By James Davis May
Featured Art: Tea Party with Open Pottery by Seymour Rosofsky
Shouldn’t it be I’m disappointed by (or because of) and not in you?
We were watching Stellar’s jays—I didn’t know their names then,
I addressed the first one as “Monsieur Mohawk”—watch us,
or watch our meal rather. I don’t know if birds feel disappointment,
but as they flitted around the perimeter of the patio
with an odd combination of aggression and timidity,
their feet on the sun-bleached railing
making sounds like a hand searching a filled drawer
for something that’s not in the drawer,
the diminishment of cereal must have been processed
as the bird-equivalent of disappointment.
When I picked up Chelsea’s bowl and took it inside to the sink,
I thought of California (it was my first time in the state),
and then of Robinson Jeffers,
and then of the time Jeffers realized
he was older than Keats when Keats died, and then I realized
I was older than Jeffers when he realized this.
He was taking firewood back to his house and had to walk over a very narrow
bridge, one that his dog seemed reluctant to cross again.
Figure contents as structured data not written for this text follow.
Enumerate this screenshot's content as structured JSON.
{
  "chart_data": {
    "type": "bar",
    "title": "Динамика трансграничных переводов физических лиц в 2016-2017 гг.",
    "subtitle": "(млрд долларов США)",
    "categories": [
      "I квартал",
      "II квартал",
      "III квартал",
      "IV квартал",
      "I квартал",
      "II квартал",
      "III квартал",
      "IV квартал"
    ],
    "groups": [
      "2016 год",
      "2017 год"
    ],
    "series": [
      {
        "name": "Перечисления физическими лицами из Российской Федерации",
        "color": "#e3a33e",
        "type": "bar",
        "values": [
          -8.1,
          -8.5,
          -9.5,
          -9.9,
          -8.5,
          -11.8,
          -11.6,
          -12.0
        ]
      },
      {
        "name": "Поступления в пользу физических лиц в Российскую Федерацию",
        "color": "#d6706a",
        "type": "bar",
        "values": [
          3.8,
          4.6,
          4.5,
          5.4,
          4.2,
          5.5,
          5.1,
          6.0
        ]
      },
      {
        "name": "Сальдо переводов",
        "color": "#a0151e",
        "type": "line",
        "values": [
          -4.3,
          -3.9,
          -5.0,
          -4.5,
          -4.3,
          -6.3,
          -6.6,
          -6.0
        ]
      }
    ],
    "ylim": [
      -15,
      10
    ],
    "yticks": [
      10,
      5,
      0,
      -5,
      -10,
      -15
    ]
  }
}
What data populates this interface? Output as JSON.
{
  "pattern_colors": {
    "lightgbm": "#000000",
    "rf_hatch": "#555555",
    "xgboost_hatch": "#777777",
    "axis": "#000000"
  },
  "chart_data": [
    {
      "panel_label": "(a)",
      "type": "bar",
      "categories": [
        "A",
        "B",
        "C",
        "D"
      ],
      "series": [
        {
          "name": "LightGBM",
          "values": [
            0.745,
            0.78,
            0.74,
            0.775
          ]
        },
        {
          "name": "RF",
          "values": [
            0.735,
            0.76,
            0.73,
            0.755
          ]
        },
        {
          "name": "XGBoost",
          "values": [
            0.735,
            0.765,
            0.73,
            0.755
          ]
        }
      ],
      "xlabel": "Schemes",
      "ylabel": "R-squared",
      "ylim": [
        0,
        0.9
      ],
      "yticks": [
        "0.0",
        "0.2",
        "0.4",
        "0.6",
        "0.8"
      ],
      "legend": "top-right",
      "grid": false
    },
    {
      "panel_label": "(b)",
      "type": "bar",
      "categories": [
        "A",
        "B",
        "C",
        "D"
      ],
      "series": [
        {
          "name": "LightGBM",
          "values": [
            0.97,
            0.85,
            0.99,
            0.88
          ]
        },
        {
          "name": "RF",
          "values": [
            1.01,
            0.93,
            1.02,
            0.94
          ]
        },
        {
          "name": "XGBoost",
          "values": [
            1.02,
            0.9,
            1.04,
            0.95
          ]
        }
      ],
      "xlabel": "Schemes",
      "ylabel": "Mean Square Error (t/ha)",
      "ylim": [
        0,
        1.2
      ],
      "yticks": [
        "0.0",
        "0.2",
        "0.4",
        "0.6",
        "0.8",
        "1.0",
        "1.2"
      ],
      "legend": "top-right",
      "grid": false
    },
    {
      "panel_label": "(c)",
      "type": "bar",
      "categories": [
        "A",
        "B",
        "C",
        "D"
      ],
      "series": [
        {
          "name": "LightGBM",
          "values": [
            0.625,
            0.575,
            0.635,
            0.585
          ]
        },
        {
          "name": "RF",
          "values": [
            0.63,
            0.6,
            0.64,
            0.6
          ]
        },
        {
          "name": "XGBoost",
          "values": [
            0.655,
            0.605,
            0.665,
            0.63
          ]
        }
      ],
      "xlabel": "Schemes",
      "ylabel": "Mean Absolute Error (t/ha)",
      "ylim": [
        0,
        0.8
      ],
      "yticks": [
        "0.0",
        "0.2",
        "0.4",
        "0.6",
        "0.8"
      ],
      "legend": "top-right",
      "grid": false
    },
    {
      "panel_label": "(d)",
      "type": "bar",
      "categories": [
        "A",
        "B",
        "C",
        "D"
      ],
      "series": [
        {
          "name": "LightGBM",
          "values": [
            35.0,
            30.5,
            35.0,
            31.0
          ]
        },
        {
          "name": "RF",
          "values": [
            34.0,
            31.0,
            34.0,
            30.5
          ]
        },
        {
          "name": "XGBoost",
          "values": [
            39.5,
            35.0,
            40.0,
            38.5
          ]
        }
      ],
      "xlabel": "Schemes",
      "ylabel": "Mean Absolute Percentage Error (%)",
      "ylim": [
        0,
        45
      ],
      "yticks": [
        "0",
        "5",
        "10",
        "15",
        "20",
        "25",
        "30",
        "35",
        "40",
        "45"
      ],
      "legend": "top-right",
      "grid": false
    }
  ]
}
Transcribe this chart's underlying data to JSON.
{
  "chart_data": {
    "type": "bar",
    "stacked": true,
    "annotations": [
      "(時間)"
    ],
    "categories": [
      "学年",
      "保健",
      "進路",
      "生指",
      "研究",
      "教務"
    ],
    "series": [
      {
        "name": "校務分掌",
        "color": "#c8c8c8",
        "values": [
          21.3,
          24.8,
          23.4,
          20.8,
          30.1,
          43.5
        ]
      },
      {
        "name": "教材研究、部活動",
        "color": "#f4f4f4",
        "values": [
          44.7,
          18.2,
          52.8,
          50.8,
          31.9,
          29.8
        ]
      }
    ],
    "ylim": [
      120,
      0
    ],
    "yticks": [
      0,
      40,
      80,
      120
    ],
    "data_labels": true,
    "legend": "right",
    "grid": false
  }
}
So he left the bundle,
carried the dog over, and then went back for the wood when he was hit by his
age, and then the “insignificance” of what he had written.
And yet we say, “I’m disappointed with myself,”
which sounds redundant.
The woman eating dinner with us the night before told us there was no age she
wanted to go back to. Someone pointed out that she was still young.